STS 502: Core Seminar in Science and Technology Studies

Instructor: Margaret Schabas
Section: 001
Term: 2
Meets: Mondays 2:00-5:00pm

We will read a number of leading contributors to early modern science with the goal of deepening our appreciation of the metaphysical and methodological commitments that undergird the pursuit of science. The course will be equally divided between the seventeenth and eighteenth centuries. We will focus mainly on the mechanical philosophy (physics) of seventeenth-century philosophers, while for the eighteenth-centuries philosophers we will expand out to the life sciences and moral sciences. This will include primary sources by Bacon, Galileo, Descartes, Boyle, Newton, Franklin, D’Alembert, Linnaeus, Buffon, Priestley, and Condorcet.

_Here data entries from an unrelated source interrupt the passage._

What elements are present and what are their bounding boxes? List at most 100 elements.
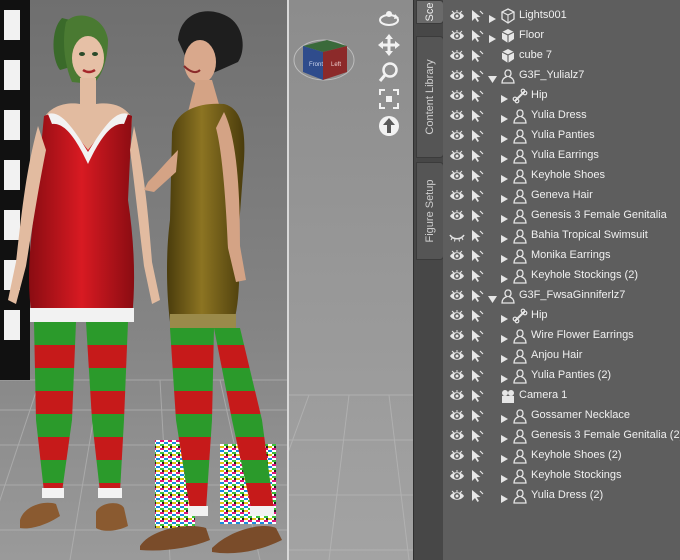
eye-icon[interactable] xyxy=(449,389,465,403)
chevron-right-icon[interactable] xyxy=(500,191,509,203)
chevron-right-icon[interactable] xyxy=(500,331,509,343)
eye-icon[interactable] xyxy=(449,489,465,503)
scene-node[interactable]: Yulia Dress xyxy=(443,106,680,126)
eye-icon[interactable] xyxy=(449,109,465,123)
chevron-right-icon[interactable] xyxy=(500,411,509,423)
eye-icon[interactable] xyxy=(449,249,465,263)
select-cursor-icon[interactable] xyxy=(470,9,484,23)
scene-node[interactable]: Keyhole Stockings xyxy=(443,466,680,486)
eye-icon[interactable] xyxy=(449,289,465,303)
pan-icon[interactable] xyxy=(377,33,401,57)
eye-icon[interactable] xyxy=(449,449,465,463)
select-cursor-icon[interactable] xyxy=(470,149,484,163)
select-cursor-icon[interactable] xyxy=(470,489,484,503)
scene-tree[interactable]: Lights001 Floor cube 7 G3F_Yulialz7 Hip Yulia… xyxy=(443,0,680,560)
chevron-right-icon[interactable] xyxy=(500,151,509,163)
tab-scene[interactable]: Sce xyxy=(416,0,444,24)
scene-node[interactable]: G3F_Yulialz7 xyxy=(443,66,680,86)
zoom-icon[interactable] xyxy=(377,60,401,84)
chevron-right-icon[interactable] xyxy=(500,251,509,263)
eye-icon[interactable] xyxy=(449,149,465,163)
scene-node[interactable]: Yulia Panties xyxy=(443,126,680,146)
viewport[interactable]: Front Left xyxy=(0,0,413,560)
select-cursor-icon[interactable] xyxy=(470,289,484,303)
scene-node[interactable]: Geneva Hair xyxy=(443,186,680,206)
select-cursor-icon[interactable] xyxy=(470,209,484,223)
chevron-right-icon[interactable] xyxy=(500,171,509,183)
scene-node[interactable]: Anjou Hair xyxy=(443,346,680,366)
select-cursor-icon[interactable] xyxy=(470,469,484,483)
chevron-right-icon[interactable] xyxy=(500,211,509,223)
tab-figure-setup[interactable]: Figure Setup xyxy=(416,162,444,260)
scene-node[interactable]: Wire Flower Earrings xyxy=(443,326,680,346)
chevron-right-icon[interactable] xyxy=(500,351,509,363)
select-cursor-icon[interactable] xyxy=(470,329,484,343)
orbit-icon[interactable] xyxy=(377,6,401,30)
select-cursor-icon[interactable] xyxy=(470,349,484,363)
select-cursor-icon[interactable] xyxy=(470,429,484,443)
eye-icon[interactable] xyxy=(449,409,465,423)
scene-node[interactable]: Monika Earrings xyxy=(443,246,680,266)
scene-node[interactable]: cube 7 xyxy=(443,46,680,66)
eye-icon[interactable] xyxy=(449,349,465,363)
chevron-right-icon[interactable] xyxy=(500,451,509,463)
select-cursor-icon[interactable] xyxy=(470,29,484,43)
eye-icon[interactable] xyxy=(449,209,465,223)
scene-node[interactable]: Yulia Dress (2) xyxy=(443,486,680,506)
chevron-right-icon[interactable] xyxy=(500,431,509,443)
scene-node[interactable]: Lights001 xyxy=(443,6,680,26)
eye-icon[interactable] xyxy=(449,429,465,443)
eye-closed-icon[interactable] xyxy=(449,229,465,243)
chevron-right-icon[interactable] xyxy=(500,371,509,383)
eye-icon[interactable] xyxy=(449,169,465,183)
eye-icon[interactable] xyxy=(449,129,465,143)
select-cursor-icon[interactable] xyxy=(470,169,484,183)
select-cursor-icon[interactable] xyxy=(470,89,484,103)
scene-node[interactable]: Bahia Tropical Swimsuit xyxy=(443,226,680,246)
chevron-right-icon[interactable] xyxy=(500,491,509,503)
eye-icon[interactable] xyxy=(449,29,465,43)
select-cursor-icon[interactable] xyxy=(470,129,484,143)
chevron-right-icon[interactable] xyxy=(500,131,509,143)
chevron-right-icon[interactable] xyxy=(500,311,509,323)
select-cursor-icon[interactable] xyxy=(470,109,484,123)
select-cursor-icon[interactable] xyxy=(470,309,484,323)
scene-node[interactable]: Yulia Panties (2) xyxy=(443,366,680,386)
scene-node[interactable]: Hip xyxy=(443,306,680,326)
scene-node[interactable]: Camera 1 xyxy=(443,386,680,406)
eye-icon[interactable] xyxy=(449,469,465,483)
select-cursor-icon[interactable] xyxy=(470,409,484,423)
select-cursor-icon[interactable] xyxy=(470,369,484,383)
scene-node[interactable]: Yulia Earrings xyxy=(443,146,680,166)
chevron-down-icon[interactable] xyxy=(488,291,497,303)
eye-icon[interactable] xyxy=(449,309,465,323)
reset-view-icon[interactable] xyxy=(377,114,401,138)
scene-node[interactable]: Keyhole Shoes (2) xyxy=(443,446,680,466)
frame-icon[interactable] xyxy=(377,87,401,111)
chevron-right-icon[interactable] xyxy=(500,231,509,243)
chevron-right-icon[interactable] xyxy=(488,31,497,43)
scene-node[interactable]: G3F_FwsaGinniferlz7 xyxy=(443,286,680,306)
scene-node[interactable]: Genesis 3 Female Genitalia (2) xyxy=(443,426,680,446)
eye-icon[interactable] xyxy=(449,329,465,343)
eye-icon[interactable] xyxy=(449,9,465,23)
tab-content-library[interactable]: Content Library xyxy=(416,36,444,158)
chevron-down-icon[interactable] xyxy=(488,71,497,83)
select-cursor-icon[interactable] xyxy=(470,449,484,463)
chevron-right-icon[interactable] xyxy=(500,111,509,123)
view-cube[interactable]: Front Left xyxy=(293,32,355,84)
select-cursor-icon[interactable] xyxy=(470,229,484,243)
eye-icon[interactable] xyxy=(449,269,465,283)
chevron-right-icon[interactable] xyxy=(488,11,497,23)
scene-node[interactable]: Keyhole Shoes xyxy=(443,166,680,186)
chevron-right-icon[interactable] xyxy=(500,271,509,283)
eye-icon[interactable] xyxy=(449,49,465,63)
scene-node[interactable]: Gossamer Necklace xyxy=(443,406,680,426)
select-cursor-icon[interactable] xyxy=(470,269,484,283)
scene-node[interactable]: Genesis 3 Female Genitalia xyxy=(443,206,680,226)
scene-node[interactable]: Floor xyxy=(443,26,680,46)
select-cursor-icon[interactable] xyxy=(470,249,484,263)
eye-icon[interactable] xyxy=(449,89,465,103)
scene-node[interactable]: Keyhole Stockings (2) xyxy=(443,266,680,286)
chevron-right-icon[interactable] xyxy=(500,471,509,483)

There is no ideal textbook but I will assign two short overviews, Steven Shapin, The Scientific Revolution and Thomas Hankins, Science and the Enlightenment and place a number of more specialized monographs on reserve.

Grading:
Four précis: 30% (students are to write two-page summaries of four of the primary sources, each graded out of 10%. The one with lowest grade will not count.)
Term paper: 40% (students are to write one research paper, (12-15 pages) with details to follow.)
Final exam: 30% (students are to write one final exam, with the essay questions distributed in advance.)

Note: This course is cross-listed with Philosophy 524.